West Texas Intermediate settled above $72 a barrel on Wednesday after a government report showed refineries increasing their crude processing to the highest since August 2019. A build in US gasoline inventories was likely a consequence of refiners ramping up production in preparation for summer demand, said Rob Thummel, a portfolio manager at Tortoise Capital Advisors.
“Refined product demand is pretty strong, and it’s just getting started,” said Thummel. The report is signaling “that you’re going to need a lot more US crude and I think that’s a positive sign for prices.” Inventories for the motor fuel continue to be at seasonally low levels for the summer driving season.

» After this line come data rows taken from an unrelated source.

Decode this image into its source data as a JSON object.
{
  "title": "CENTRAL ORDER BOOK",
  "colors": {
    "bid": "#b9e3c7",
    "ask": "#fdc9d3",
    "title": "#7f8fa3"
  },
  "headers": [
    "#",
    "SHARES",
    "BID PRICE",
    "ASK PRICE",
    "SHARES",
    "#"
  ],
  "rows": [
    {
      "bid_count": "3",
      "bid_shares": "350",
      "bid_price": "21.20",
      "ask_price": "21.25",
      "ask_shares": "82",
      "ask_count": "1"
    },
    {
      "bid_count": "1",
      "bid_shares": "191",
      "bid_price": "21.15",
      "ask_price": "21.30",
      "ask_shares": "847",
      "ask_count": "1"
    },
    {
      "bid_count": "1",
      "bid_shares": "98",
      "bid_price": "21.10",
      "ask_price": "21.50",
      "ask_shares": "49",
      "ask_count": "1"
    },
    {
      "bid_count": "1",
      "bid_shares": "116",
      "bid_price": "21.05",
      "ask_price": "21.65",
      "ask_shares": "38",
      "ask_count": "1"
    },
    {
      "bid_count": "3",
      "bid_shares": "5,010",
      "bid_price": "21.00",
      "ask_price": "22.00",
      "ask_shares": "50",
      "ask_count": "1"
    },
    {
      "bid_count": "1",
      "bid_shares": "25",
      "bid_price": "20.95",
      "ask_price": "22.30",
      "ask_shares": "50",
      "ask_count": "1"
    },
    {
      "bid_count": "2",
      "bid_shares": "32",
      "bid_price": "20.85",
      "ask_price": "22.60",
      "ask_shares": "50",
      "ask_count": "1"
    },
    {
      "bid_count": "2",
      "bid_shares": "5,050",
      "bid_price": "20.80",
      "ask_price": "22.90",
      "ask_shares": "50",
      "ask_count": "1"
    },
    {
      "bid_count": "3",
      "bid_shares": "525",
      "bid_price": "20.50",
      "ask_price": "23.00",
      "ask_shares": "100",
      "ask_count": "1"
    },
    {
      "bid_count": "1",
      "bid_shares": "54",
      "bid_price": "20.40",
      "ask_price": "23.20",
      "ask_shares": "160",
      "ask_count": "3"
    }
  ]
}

Strong Chinese crude imports in May and Saudi Arabia’s recently announced July supply cut also supported oil price.
Oil has lost around 10% this year amid concerns about China’s recovery and a rapid increase in interest rates by the US Federal Reserve. Russian crude flows also remain high, even after the nation said it would reduce output. China’s crude oil imports topped 12 million barrels a day in May, part of a wider set of strong commodity data. That said, its trade exports fell by more than expected, adding to growth concerns.
The outlook for the Chinese economy is key for oil markets, according to the International Energy Agency’s executive director Fatih Birol.
“There are many uncertainties, as usual, when it comes to the oil market, and if I have to pick the most important one it’s China,” Birol said in an interview with Bloomberg TV on Wednesday. “Of more than 2 million barrels a day of growth we expect this year in global oil demand, 60% is set to come from China.”
- WTI for July delivery rose 79 cents to settle at $72.53 a barrel in New York.
- Brent for August settlement gained 66 cents to settle at $76.95 a barrel.